Cheng calls on society and its institutions to celebrate collaborative, foundational work, along with the contributions of individuals and team leaders. She abhors that scientific and academic breakthroughs are competitive. Posting articles online to solicit feedback, Cheng makes clear, is congressive, while keeping an important breakthrough under wraps is ingressive. Cheng urges influential people, especially teachers and parents, to show the next generations how to be less ingressive. She urges you to promote congressiveness in organizations, universities and companies, and to extend it further to change entire societal processes.

Passionate Logic

If you are engaged in gender equality or seek new language paradigms to express equity issues, Cheng’s articulate, logical and passionate arguments will inspire you. If you resent feminism, oppose language changes or regard office sexism as a non-issue, you may find the most lucid arguments you’ve encountered in Cheng’s powerful rationalism. She may not change your heart or mind, but she provides a sound explanation of the oppression and effects of sexist language and behavior in society and the workplace.
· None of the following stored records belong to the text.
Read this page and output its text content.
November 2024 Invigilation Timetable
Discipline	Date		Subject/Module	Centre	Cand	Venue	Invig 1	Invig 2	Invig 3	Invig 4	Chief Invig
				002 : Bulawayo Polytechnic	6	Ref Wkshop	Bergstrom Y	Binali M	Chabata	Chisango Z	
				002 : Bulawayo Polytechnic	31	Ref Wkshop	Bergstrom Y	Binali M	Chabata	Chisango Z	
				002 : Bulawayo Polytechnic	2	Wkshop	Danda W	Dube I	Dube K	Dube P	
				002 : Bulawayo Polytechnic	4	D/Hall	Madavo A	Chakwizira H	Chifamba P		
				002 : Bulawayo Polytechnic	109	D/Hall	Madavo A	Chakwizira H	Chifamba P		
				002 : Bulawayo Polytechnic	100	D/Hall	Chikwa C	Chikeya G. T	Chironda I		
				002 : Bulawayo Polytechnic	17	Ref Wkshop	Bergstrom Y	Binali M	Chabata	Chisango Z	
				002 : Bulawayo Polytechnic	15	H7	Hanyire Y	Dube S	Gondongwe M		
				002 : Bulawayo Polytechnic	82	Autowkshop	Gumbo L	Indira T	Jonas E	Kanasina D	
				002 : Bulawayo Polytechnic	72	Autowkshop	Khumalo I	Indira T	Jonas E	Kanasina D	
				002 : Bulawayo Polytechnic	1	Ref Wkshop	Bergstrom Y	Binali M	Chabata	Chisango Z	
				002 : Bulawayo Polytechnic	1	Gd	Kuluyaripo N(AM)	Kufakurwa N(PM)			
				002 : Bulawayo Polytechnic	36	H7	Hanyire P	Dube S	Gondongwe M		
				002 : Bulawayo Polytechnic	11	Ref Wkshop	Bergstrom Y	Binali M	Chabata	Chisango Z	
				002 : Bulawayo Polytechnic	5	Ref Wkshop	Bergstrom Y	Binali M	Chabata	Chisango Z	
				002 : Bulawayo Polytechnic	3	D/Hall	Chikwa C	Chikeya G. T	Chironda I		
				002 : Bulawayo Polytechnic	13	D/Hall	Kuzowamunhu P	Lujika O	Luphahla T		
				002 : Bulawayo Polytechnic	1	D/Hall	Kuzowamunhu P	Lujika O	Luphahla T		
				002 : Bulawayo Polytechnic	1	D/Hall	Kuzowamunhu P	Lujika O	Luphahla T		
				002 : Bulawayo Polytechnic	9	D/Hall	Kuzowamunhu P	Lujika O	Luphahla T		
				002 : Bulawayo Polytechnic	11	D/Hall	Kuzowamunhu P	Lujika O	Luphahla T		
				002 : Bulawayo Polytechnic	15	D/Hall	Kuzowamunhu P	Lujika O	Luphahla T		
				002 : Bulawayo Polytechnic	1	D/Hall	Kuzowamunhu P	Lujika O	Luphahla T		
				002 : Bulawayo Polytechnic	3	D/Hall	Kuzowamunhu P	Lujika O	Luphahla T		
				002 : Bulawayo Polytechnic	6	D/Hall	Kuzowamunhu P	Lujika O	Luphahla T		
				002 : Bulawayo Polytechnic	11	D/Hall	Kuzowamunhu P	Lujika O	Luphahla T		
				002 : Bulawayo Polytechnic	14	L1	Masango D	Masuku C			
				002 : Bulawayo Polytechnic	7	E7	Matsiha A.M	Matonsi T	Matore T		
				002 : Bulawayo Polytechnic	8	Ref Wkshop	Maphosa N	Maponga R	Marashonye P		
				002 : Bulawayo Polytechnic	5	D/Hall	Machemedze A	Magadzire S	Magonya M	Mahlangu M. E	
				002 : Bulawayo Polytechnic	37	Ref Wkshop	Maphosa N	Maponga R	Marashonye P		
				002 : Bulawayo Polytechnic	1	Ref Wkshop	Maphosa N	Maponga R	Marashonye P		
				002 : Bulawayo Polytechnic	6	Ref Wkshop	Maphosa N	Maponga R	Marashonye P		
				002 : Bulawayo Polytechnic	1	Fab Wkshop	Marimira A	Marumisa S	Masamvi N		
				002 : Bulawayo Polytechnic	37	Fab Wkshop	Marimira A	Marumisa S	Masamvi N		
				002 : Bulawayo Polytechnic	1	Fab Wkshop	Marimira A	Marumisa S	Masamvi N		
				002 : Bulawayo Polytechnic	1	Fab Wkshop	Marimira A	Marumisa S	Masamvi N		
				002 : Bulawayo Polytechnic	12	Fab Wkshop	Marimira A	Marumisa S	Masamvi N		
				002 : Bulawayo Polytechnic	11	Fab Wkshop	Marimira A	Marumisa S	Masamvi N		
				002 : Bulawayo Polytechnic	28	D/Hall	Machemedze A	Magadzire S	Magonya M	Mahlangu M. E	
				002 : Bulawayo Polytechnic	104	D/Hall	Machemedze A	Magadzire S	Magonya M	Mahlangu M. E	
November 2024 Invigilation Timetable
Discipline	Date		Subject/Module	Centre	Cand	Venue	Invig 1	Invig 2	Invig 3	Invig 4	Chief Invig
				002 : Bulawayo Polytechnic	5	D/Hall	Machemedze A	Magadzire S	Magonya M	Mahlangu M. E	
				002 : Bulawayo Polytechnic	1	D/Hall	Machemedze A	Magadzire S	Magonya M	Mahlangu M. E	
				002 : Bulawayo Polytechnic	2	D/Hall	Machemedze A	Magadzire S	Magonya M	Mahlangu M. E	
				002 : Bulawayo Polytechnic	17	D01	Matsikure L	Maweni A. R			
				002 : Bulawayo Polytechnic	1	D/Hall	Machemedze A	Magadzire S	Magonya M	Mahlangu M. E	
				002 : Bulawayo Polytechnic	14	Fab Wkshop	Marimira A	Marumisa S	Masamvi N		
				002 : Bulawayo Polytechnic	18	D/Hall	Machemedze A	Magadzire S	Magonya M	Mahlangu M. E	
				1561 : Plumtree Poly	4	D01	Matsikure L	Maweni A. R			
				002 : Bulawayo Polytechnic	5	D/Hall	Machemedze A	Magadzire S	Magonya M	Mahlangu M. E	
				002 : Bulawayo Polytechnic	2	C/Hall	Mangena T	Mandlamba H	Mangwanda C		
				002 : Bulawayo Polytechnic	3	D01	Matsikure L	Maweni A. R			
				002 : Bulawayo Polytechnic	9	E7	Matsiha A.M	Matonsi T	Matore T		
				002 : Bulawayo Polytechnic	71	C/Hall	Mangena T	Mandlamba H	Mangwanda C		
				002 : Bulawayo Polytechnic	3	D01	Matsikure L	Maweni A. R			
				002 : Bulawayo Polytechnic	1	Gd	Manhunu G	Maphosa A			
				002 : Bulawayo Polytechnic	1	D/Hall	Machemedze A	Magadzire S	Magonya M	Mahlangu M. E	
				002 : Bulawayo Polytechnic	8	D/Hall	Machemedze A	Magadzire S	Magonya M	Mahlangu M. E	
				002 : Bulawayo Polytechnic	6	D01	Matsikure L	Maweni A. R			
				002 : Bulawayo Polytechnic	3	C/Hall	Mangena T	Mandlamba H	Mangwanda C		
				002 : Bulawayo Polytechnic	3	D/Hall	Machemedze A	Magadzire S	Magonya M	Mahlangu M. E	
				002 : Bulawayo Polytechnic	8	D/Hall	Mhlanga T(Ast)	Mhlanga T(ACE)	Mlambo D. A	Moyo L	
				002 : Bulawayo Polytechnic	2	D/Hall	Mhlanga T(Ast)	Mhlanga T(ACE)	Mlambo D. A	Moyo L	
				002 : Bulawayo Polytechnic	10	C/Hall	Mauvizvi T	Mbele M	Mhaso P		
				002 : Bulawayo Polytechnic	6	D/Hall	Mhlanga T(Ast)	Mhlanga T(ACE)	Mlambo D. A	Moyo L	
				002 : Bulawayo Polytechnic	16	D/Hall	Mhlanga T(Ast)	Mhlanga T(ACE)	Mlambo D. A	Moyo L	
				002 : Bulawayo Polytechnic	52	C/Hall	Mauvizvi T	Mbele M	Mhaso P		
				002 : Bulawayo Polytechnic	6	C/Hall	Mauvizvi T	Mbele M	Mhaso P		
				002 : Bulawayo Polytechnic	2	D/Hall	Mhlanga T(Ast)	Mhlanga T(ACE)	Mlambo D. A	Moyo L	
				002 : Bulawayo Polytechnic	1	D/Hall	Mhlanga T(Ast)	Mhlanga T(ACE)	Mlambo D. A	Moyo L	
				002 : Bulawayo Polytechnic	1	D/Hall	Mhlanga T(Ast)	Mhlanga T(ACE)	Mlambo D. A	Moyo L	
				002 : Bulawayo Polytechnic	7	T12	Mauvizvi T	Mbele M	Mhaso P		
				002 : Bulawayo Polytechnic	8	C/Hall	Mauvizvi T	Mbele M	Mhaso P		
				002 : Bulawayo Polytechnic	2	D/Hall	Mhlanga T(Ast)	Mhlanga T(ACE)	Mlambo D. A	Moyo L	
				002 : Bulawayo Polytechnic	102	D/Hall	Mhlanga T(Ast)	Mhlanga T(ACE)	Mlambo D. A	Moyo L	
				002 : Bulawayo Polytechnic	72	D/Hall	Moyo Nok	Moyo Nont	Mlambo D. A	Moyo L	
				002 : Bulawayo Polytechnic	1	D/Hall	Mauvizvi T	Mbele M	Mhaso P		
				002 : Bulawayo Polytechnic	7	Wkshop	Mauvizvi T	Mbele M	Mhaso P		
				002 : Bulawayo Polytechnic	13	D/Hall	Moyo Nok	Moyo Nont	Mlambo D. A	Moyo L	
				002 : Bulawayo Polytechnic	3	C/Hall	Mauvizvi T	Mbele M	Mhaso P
We can encourage congressive behavior in the people around us and practice neutralizing ingressive energy wherever we encounter it. Eugenia Cheng

While Cheng’s rigorous math and, at times, opaque equations may leave laypeople behind, her work seems to be a perfect text for high school students seeking clarity around these issues, for college students seeking to broaden their understanding and for adults puzzled by a new world of non-binary pronouns and identities.

Eugenia Cheng’s other books include The Art of Logic in an Illogical World; Beyond Infinity; and How to Bake π.